Why not just decide that 'X' (m)secs without response indicates that a failure has occurred of enough significance to cancel a pending transaction?

To expand on this:

What if the embedded instance that network server is connecting to allowed setting an upper limit on the amount of time any transaction can take? Then, when this limit is hit regardless what state server and client is in the database rolls back the transaction, and the locks are released anyway. Network server would still need to do cleanup of the client connection, but at least that would solve the problem of locks being held indefinitely.
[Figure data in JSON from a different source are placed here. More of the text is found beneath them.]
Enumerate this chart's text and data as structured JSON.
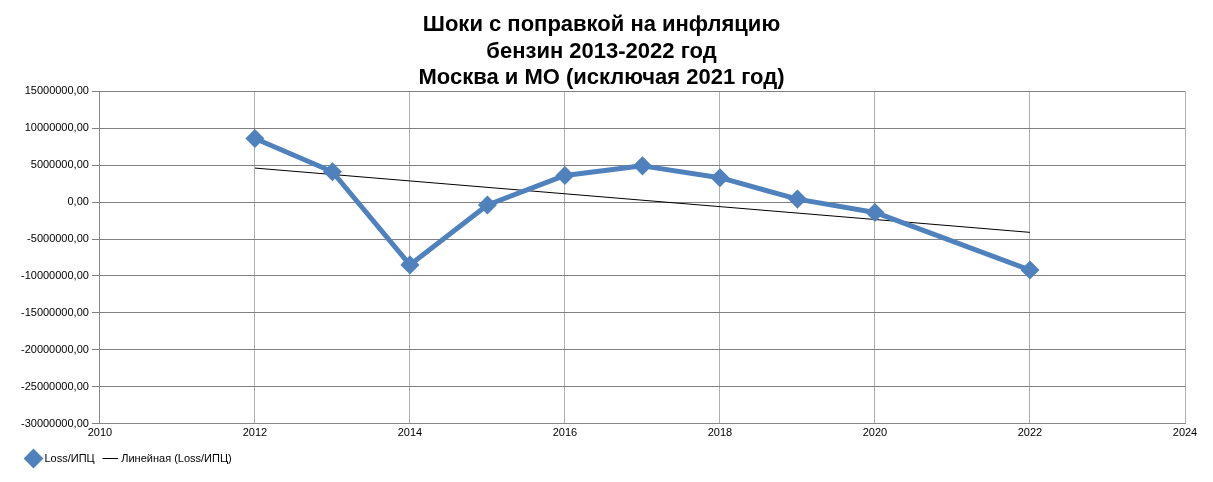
{
  "chart_data": {
    "type": "line",
    "title": "Шоки с поправкой на инфляцию\nбензин 2013-2022 год\nМосква и МО (исключая 2021 год)",
    "series": [
      {
        "name": "Loss/ИПЦ",
        "color": "#4f81bd",
        "x": [
          2012,
          2013,
          2014,
          2015,
          2016,
          2017,
          2018,
          2019,
          2020,
          2022
        ],
        "values": [
          8600000,
          4100000,
          -8500000,
          -400000,
          3600000,
          4900000,
          3300000,
          400000,
          -1400000,
          -9200000
        ],
        "marker": "diamond"
      },
      {
        "name": "Линейная (Loss/ИПЦ)",
        "color": "#000000",
        "x": [
          2012,
          2022
        ],
        "values": [
          4600000,
          -4100000
        ],
        "marker": "none"
      }
    ],
    "xlim": [
      2010,
      2024
    ],
    "xticks": [
      2010,
      2012,
      2014,
      2016,
      2018,
      2020,
      2022,
      2024
    ],
    "ylim": [
      -30000000,
      15000000
    ],
    "yticks": [
      {
        "value": -30000000,
        "label": "-30000000,00"
      },
      {
        "value": -25000000,
        "label": "-25000000,00"
      },
      {
        "value": -20000000,
        "label": "-20000000,00"
      },
      {
        "value": -15000000,
        "label": "-15000000,00"
      },
      {
        "value": -10000000,
        "label": "-10000000,00"
      },
      {
        "value": -5000000,
        "label": "-5000000,00"
      },
      {
        "value": 0,
        "label": "0,00"
      },
      {
        "value": 5000000,
        "label": "5000000,00"
      },
      {
        "value": 10000000,
        "label": "10000000,00"
      },
      {
        "value": 15000000,
        "label": "15000000,00"
      }
    ],
    "grid": true,
    "legend": "bottom left"
  }
}
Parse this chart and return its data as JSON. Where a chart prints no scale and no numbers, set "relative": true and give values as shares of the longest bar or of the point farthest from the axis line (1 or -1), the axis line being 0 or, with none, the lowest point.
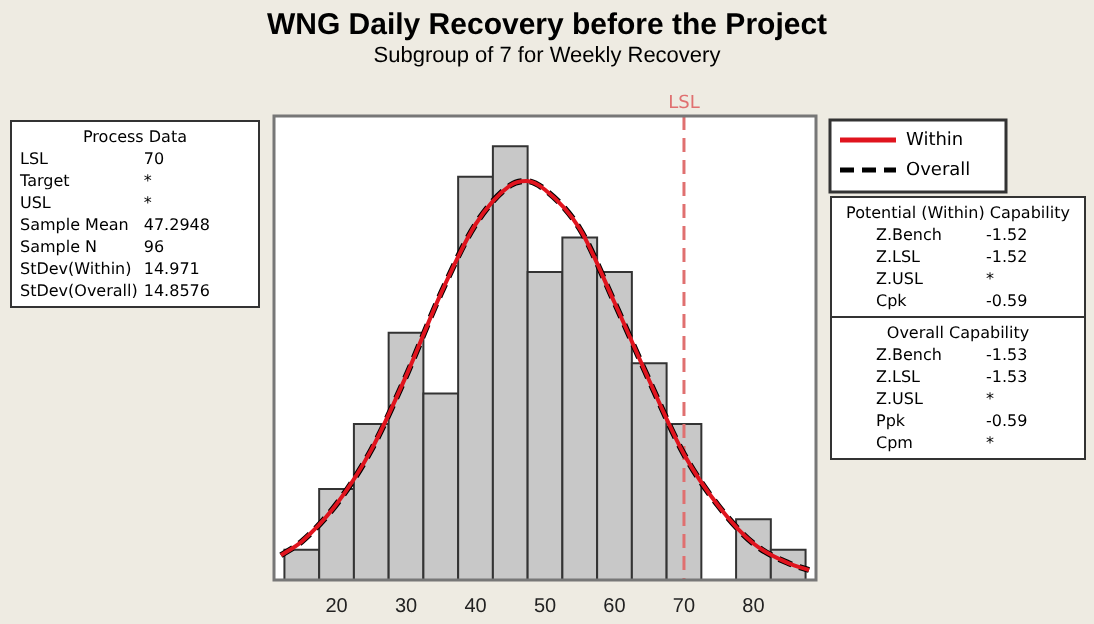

A configurable upper limit to the life of any transaction that holds a lock seems like it would be a good thing to have, even for embedded and not just for Network Server. At some point, lack of communication means that something has gone wrong, whether it is a communications or systems error, and we should probably rollback the transaction and release the locks to let processing continue. This is what DB2 for z/OS does - keep track of which threads hold locks and time them out according to an attribute of the connection:

http://publib.boulder.ibm.com/infocenter/dzichelp/topic/ com.ibm.db2.doc.admin_8.1.0/bjndmstr613.htm (for z/OS, idle thread timeout parameter, note they also suggest setting your keepalive value low if you're really worried about resource consumption)

Strangely, I couldn't find anything on how Oracle or DB2 UDB would handle such a situation, even regarding behavior with respect to TCP keepalive. Does anyone know how this is handled in other databases?

I suppose this might be overly complicated to implement, considering what we're after, but it would address the problem.